I am trying to train a new set in Greek, my clip data consist of more than 25.000 wav files of approximately 55sec each one.
The clips are taken from radio and TV interviews and shows, so on the background there is a lot of music and there are alternations between the speakers (interviews or conversations).
I order to adjust the clips on the optimum 20sec length that deepspeech requires I have started to cut then on various lengths from 5sec to 25sec.
In order to check the result I have trained a new model with approximately 1.500 wav files and with a Kenlm scorer from the transcripts of those files (the 1.500).
On the result when I give a try on a new file to get the transcript, it might recognize some words, but the result is really poor, but off course if I try a file from the ones used on the training the result overcomes 90% of accuracy.

I have also trained another set with clips recorded from individuals (doctors), without any back noise, music or other people talking.
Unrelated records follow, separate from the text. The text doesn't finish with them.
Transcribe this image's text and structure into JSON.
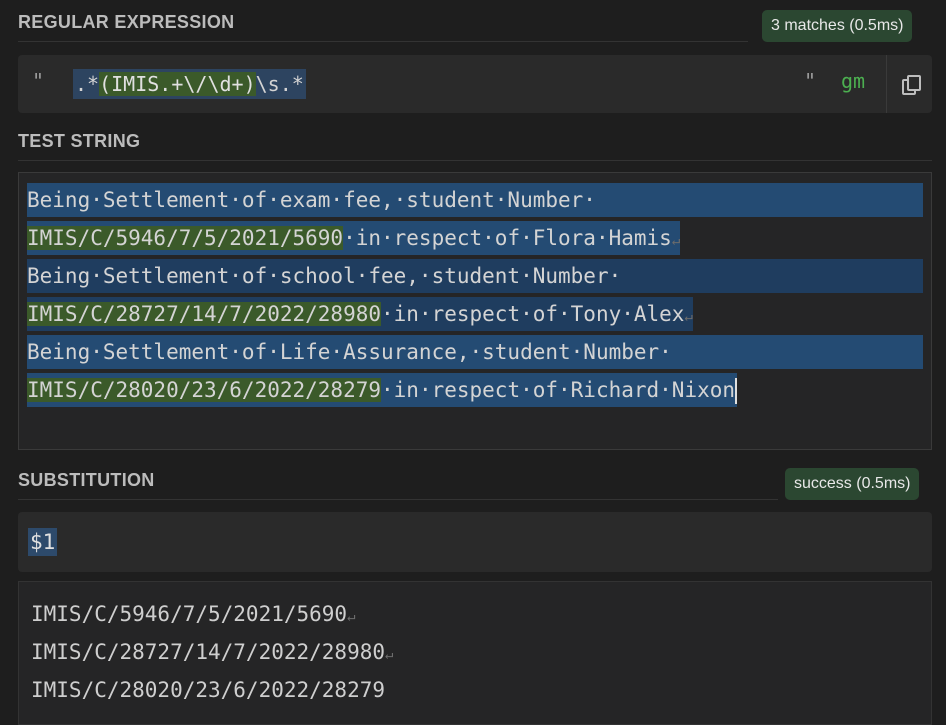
{
  "regex_section": {
    "title": "REGULAR EXPRESSION",
    "match_badge": "3 matches (0.5ms)",
    "open_delim": "\"",
    "close_delim": "\"",
    "pattern_prefix": ".*",
    "pattern_group": "(IMIS.+\\/\\d+)",
    "pattern_suffix": "\\s.*",
    "flags": "gm",
    "copy_icon": "copy-icon"
  },
  "test_section": {
    "title": "TEST STRING",
    "lines": [
      {
        "pre": "Being·Settlement·of·exam·fee,·student·Number·",
        "group": "",
        "post": "",
        "eol": ""
      },
      {
        "pre": "",
        "group": "IMIS/C/5946/7/5/2021/5690",
        "post": "·in·respect·of·Flora·Hamis",
        "eol": "↵"
      },
      {
        "pre": "Being·Settlement·of·school·fee,·student·Number·",
        "group": "",
        "post": "",
        "eol": ""
      },
      {
        "pre": "",
        "group": "IMIS/C/28727/14/7/2022/28980",
        "post": "·in·respect·of·Tony·Alex",
        "eol": "↵"
      },
      {
        "pre": "Being·Settlement·of·Life·Assurance,·student·Number·",
        "group": "",
        "post": "",
        "eol": ""
      },
      {
        "pre": "",
        "group": "IMIS/C/28020/23/6/2022/28279",
        "post": "·in·respect·of·Richard·Nixon",
        "eol": ""
      }
    ]
  },
  "substitution_section": {
    "title": "SUBSTITUTION",
    "status_badge": "success (0.5ms)",
    "value": "$1",
    "results": [
      {
        "text": "IMIS/C/5946/7/5/2021/5690",
        "eol": "↵"
      },
      {
        "text": "IMIS/C/28727/14/7/2022/28980",
        "eol": "↵"
      },
      {
        "text": "IMIS/C/28020/23/6/2022/28279",
        "eol": ""
      }
    ]
  },
  "colors": {
    "match_highlight": "#244b73",
    "group_highlight": "#3b5a2a",
    "flags": "#4caf50",
    "badge_bg": "#2b4731"
  }
}
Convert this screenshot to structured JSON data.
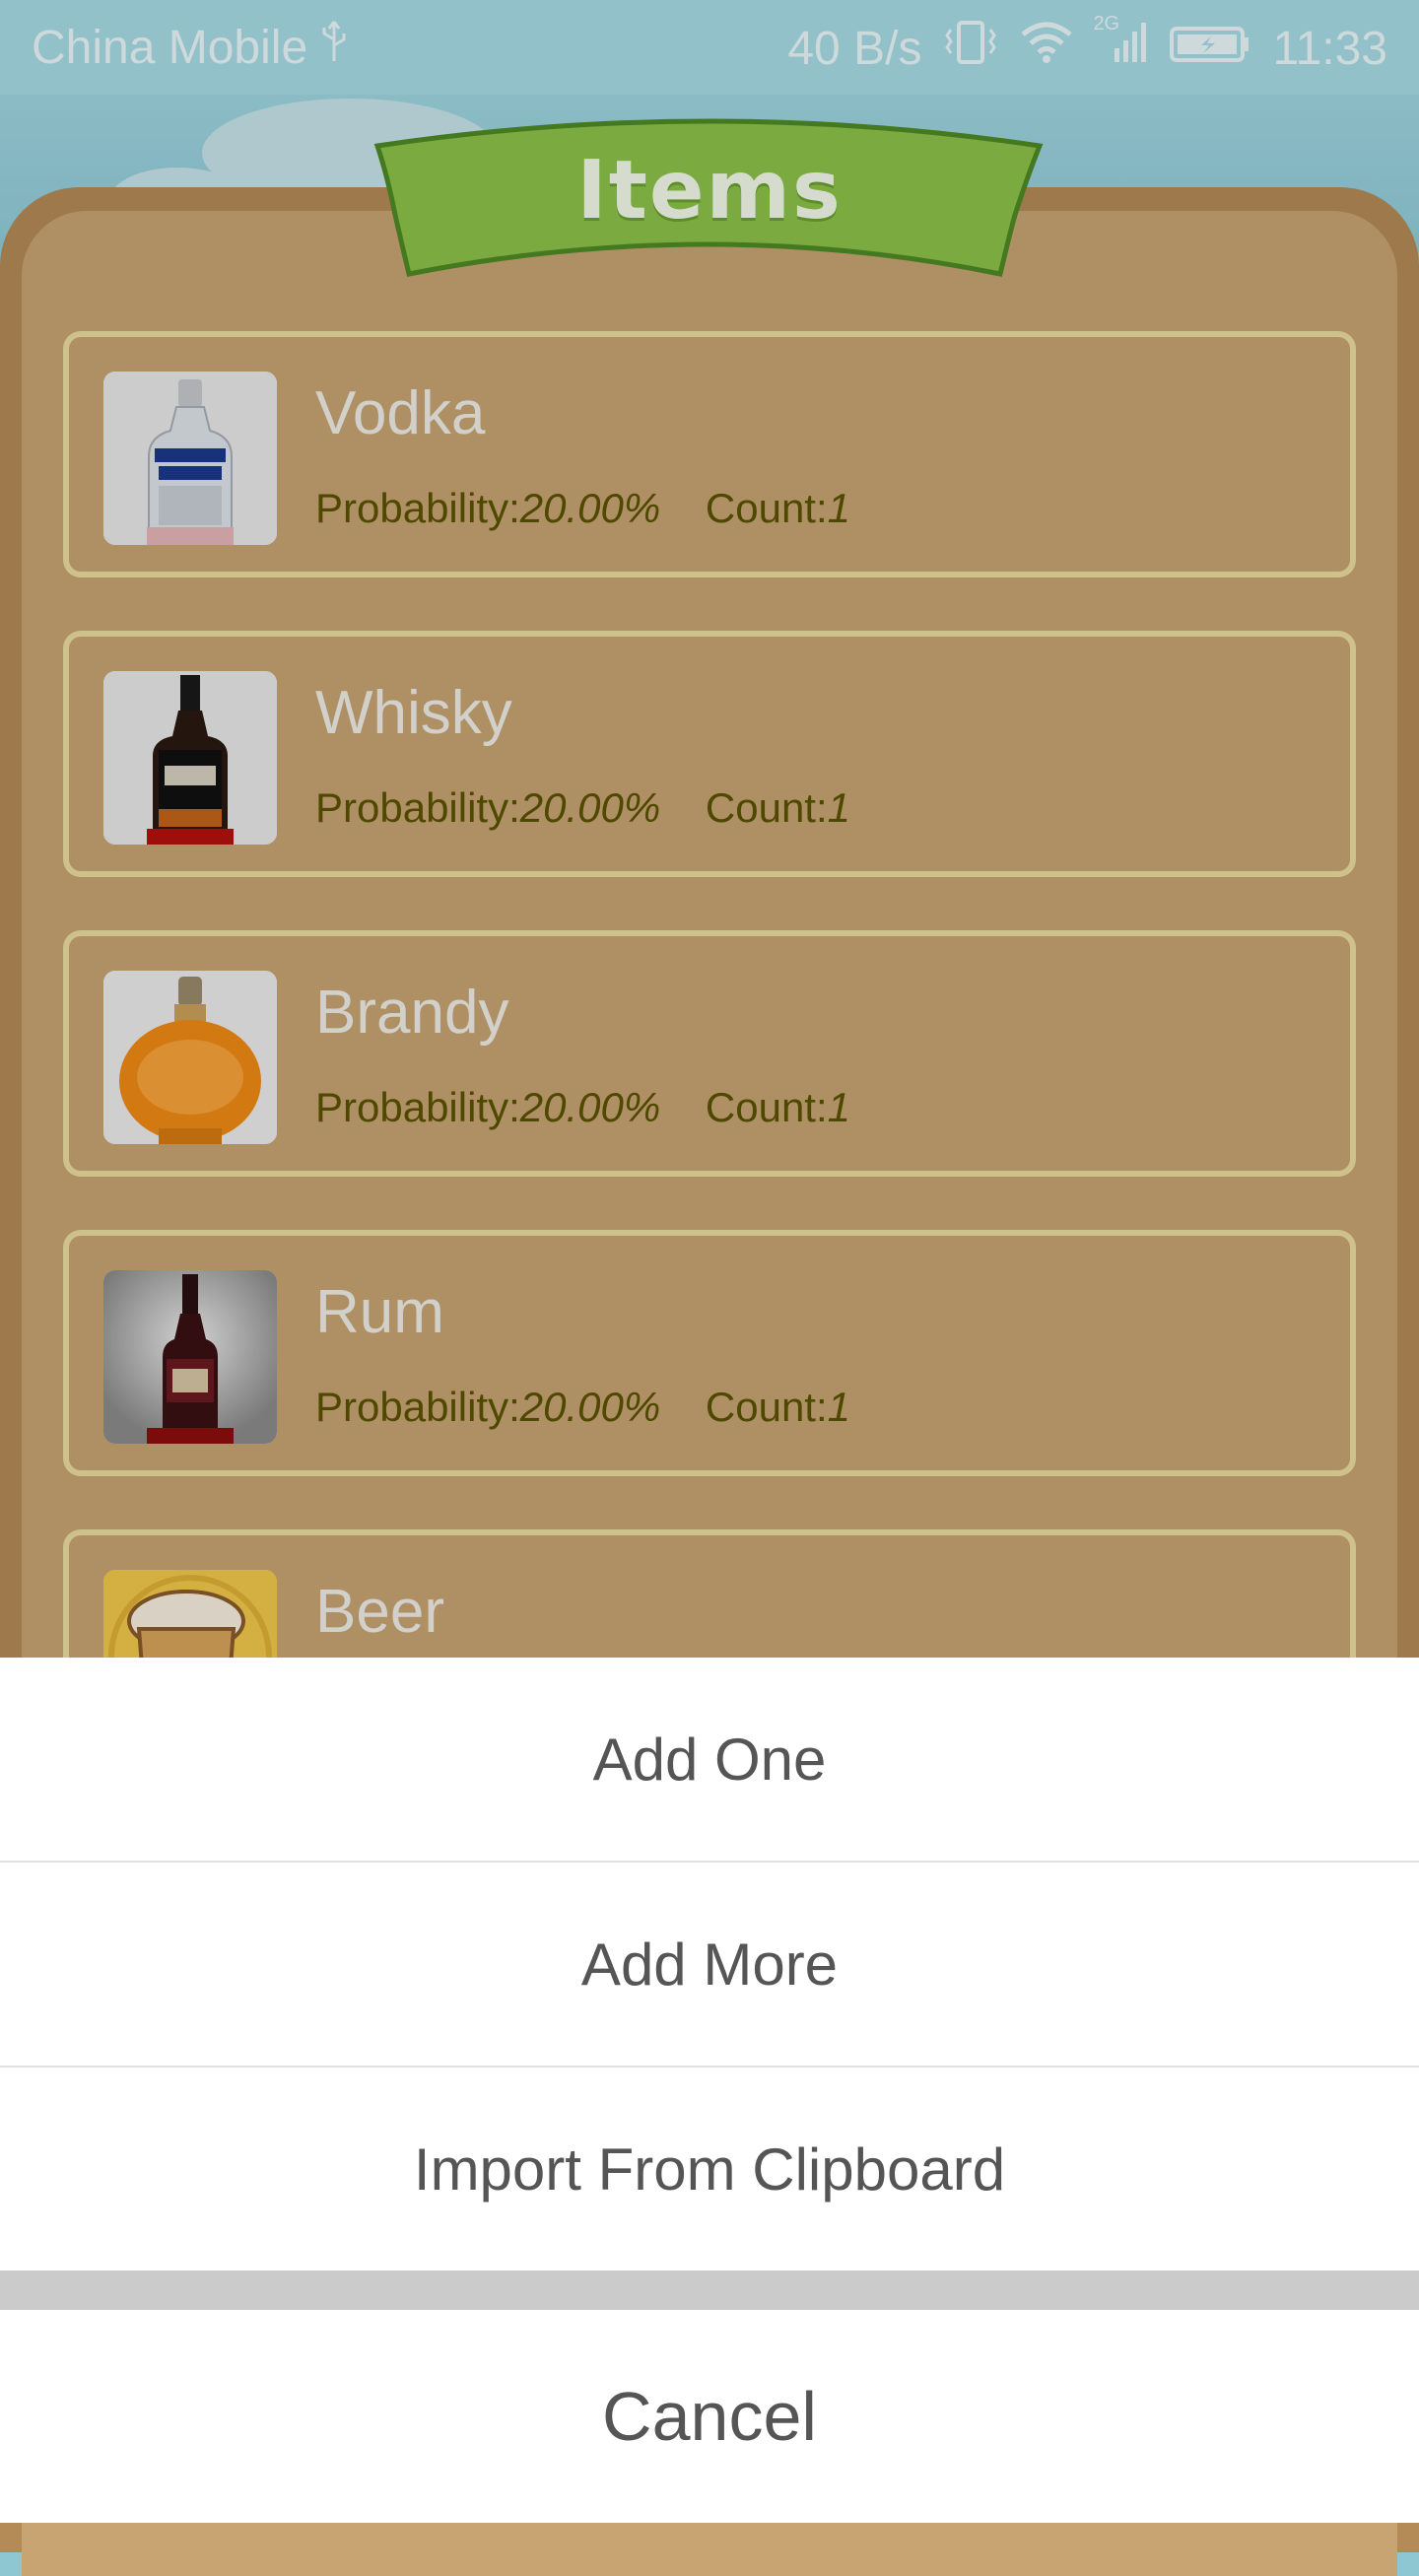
{
  "status_bar": {
    "carrier": "China Mobile",
    "net_speed": "40 B/s",
    "network_type": "2G",
    "time": "11:33"
  },
  "banner": {
    "title": "Items"
  },
  "items": [
    {
      "name": "Vodka",
      "probability_label": "Probability:",
      "probability": "20.00%",
      "count_label": "Count:",
      "count": "1"
    },
    {
      "name": "Whisky",
      "probability_label": "Probability:",
      "probability": "20.00%",
      "count_label": "Count:",
      "count": "1"
    },
    {
      "name": "Brandy",
      "probability_label": "Probability:",
      "probability": "20.00%",
      "count_label": "Count:",
      "count": "1"
    },
    {
      "name": "Rum",
      "probability_label": "Probability:",
      "probability": "20.00%",
      "count_label": "Count:",
      "count": "1"
    },
    {
      "name": "Beer"
    }
  ],
  "action_sheet": {
    "add_one": "Add One",
    "add_more": "Add More",
    "import_clipboard": "Import From Clipboard",
    "cancel": "Cancel"
  },
  "colors": {
    "board": "#c8a473",
    "banner_green": "#8dc249",
    "item_border": "#ebdca0",
    "meta_text": "#5a5200"
  }
}
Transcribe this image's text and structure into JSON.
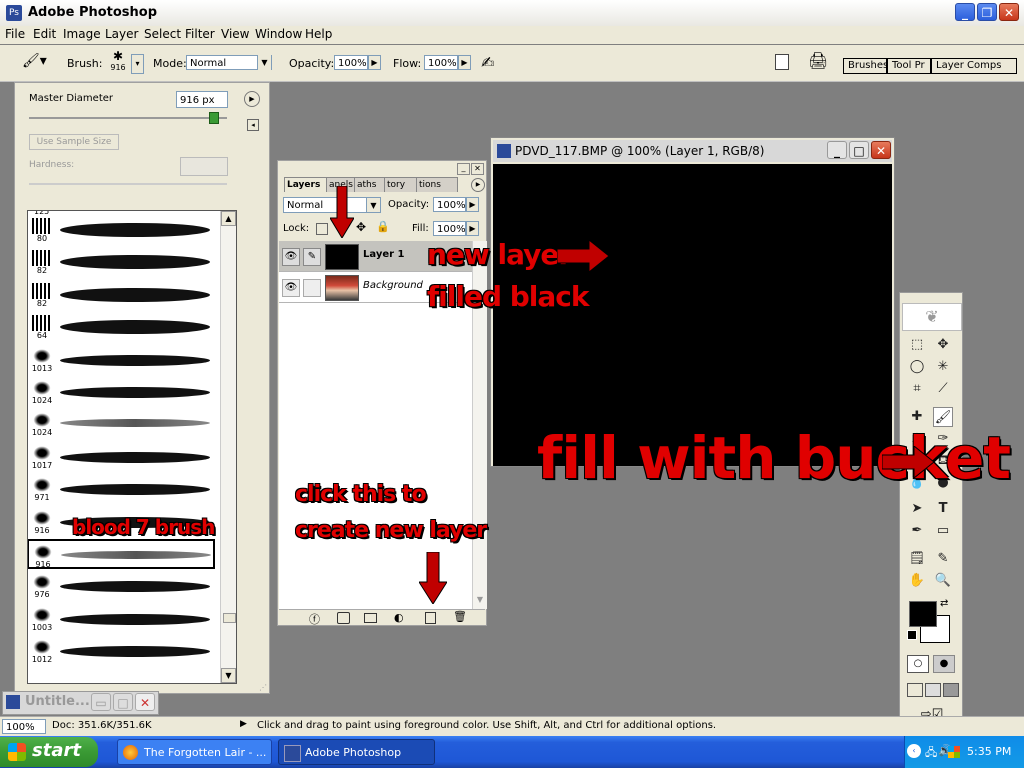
{
  "app": {
    "title": "Adobe Photoshop"
  },
  "menu": [
    "File",
    "Edit",
    "Image",
    "Layer",
    "Select",
    "Filter",
    "View",
    "Window",
    "Help"
  ],
  "options": {
    "brush_label": "Brush:",
    "brush_size": "916",
    "mode_label": "Mode:",
    "mode_value": "Normal",
    "opacity_label": "Opacity:",
    "opacity_value": "100%",
    "flow_label": "Flow:",
    "flow_value": "100%",
    "wells": [
      "Brushes",
      "Tool Pr",
      "Layer Comps"
    ]
  },
  "brush_picker": {
    "master_label": "Master Diameter",
    "master_value": "916 px",
    "master_fraction": 0.93,
    "sample_btn": "Use Sample Size",
    "hardness_label": "Hardness:",
    "top_partial": "125",
    "brushes": [
      {
        "num": "80",
        "style": "hard"
      },
      {
        "num": "82",
        "style": "hard"
      },
      {
        "num": "82",
        "style": "hard"
      },
      {
        "num": "64",
        "style": "hard"
      },
      {
        "num": "1013",
        "style": "splat"
      },
      {
        "num": "1024",
        "style": "splat"
      },
      {
        "num": "1024",
        "style": "soft"
      },
      {
        "num": "1017",
        "style": "splat"
      },
      {
        "num": "971",
        "style": "splat"
      },
      {
        "num": "916",
        "style": "splat"
      },
      {
        "num": "916",
        "style": "soft",
        "selected": true
      },
      {
        "num": "976",
        "style": "splat"
      },
      {
        "num": "1003",
        "style": "splat"
      },
      {
        "num": "1012",
        "style": "splat"
      }
    ]
  },
  "layers_panel": {
    "tabs": [
      "Layers",
      "Channels",
      "Paths",
      "History",
      "Actions"
    ],
    "tab_visible": [
      "Layers",
      "anels",
      "aths",
      "tory",
      "tions"
    ],
    "blend_mode": "Normal",
    "opacity_label": "Opacity:",
    "opacity_value": "100%",
    "lock_label": "Lock:",
    "fill_label": "Fill:",
    "fill_value": "100%",
    "layers": [
      {
        "name": "Layer 1",
        "selected": true
      },
      {
        "name": "Background",
        "selected": false
      }
    ]
  },
  "document": {
    "title": "PDVD_117.BMP @ 100% (Layer 1, RGB/8)"
  },
  "minimized_doc": {
    "title": "Untitle..."
  },
  "annotations": {
    "new_layer": "new layer",
    "filled_black": "filled black",
    "fill_bucket": "fill with bucket",
    "click_this": "click this to",
    "create_layer": "create new layer",
    "blood_brush": "blood 7 brush"
  },
  "statusbar": {
    "zoom": "100%",
    "doc": "Doc: 351.6K/351.6K",
    "hint": "Click and drag to paint using foreground color.  Use Shift, Alt, and Ctrl for additional options."
  },
  "taskbar": {
    "start": "start",
    "items": [
      "The Forgotten Lair - ...",
      "Adobe Photoshop"
    ],
    "clock": "5:35 PM"
  },
  "colors": {
    "annotation": "#e00000",
    "taskbar": "#245edb",
    "canvas": "#000000"
  }
}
The result is perfect and even if I pass a new recording to get the transcript the accuracy is more than 90%.

My question is if the data that I should use for the training should be clear from any noise, music or other interference in order to have a good training set?

Then on the scorer do I have to use the same transcript taken from the training data or it should include more data?

1 Like

Modern training procedures artificially add noises to improve generalization. So ideally you want to have both clean data and noisy data doesn’t hurt in particular if you have domain-specific noises.

It should include as much text data as possible. It also improves generalization.

Actually on the set (the one with the background noises) I have added augmentation to add extra noise.
Will this affect the result further?

Yes, of course. Probably with a positive effect.